FDRMFL: Multimodal Federated Feature Extraction Model Based on Information Maximization and Contrastive Learning

Abstract

We propose FDRMFL, a task-driven multimodal feature extraction framework for federated regression under non-IID data distributions. Extracting predictive features from high-dimensional multimodal inputs is particularly challenging in this setting: data cannot leave each client, local samples are scarce and heterogeneously distributed, and unsupervised dimensionality reduction discards task-relevant information while federated training introduces representation drift across communication rounds. FDRMFL addresses these challenges through a unified four-term local objective: MSE prediction loss, a correlation-based mutual information surrogate that preserves dependence between the fused representation and the continuous target, a symmetric KL penalty that aligns cross-modal latent distributions before fusion, and an InfoNCE-style contrastive loss that anchors local representations to the global consensus.

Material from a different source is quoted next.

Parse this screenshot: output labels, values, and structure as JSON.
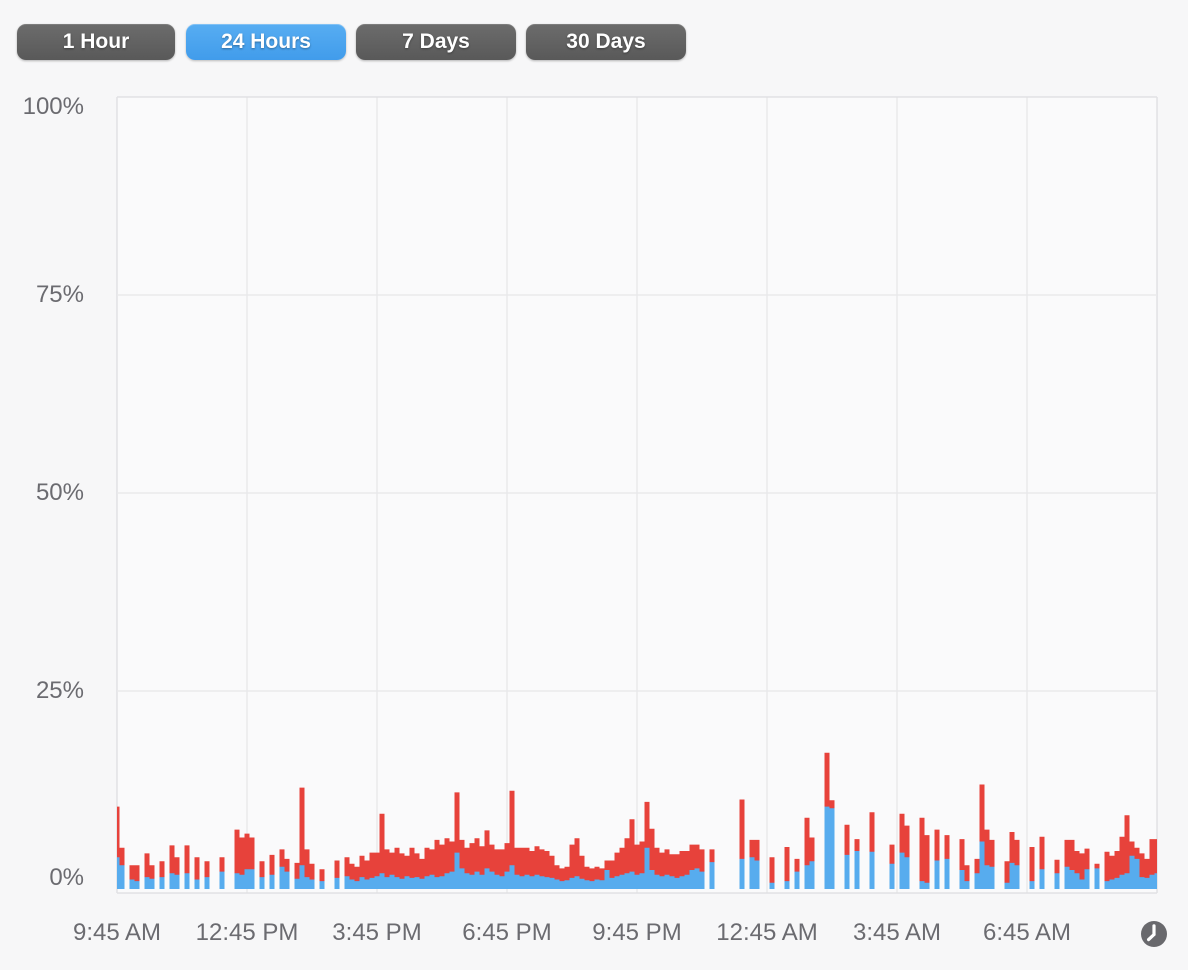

Experiments on three synthetic and two real-world near-infrared spectroscopy datasets under non-IID federated partitions, with comprehensive ablation and sensitivity analyses, demonstrate that each component contributes to the framework's effectiveness. FDRMFL reduces mean MSE by 33.8% relative to the best traditional baseline (PCA) and by 43.0% relative to VAE in simulation, and attains the lowest overall mean MSE among six federated algorithms including FedAvg, FedProx, MOON, SCAFFOLD, and FedBN.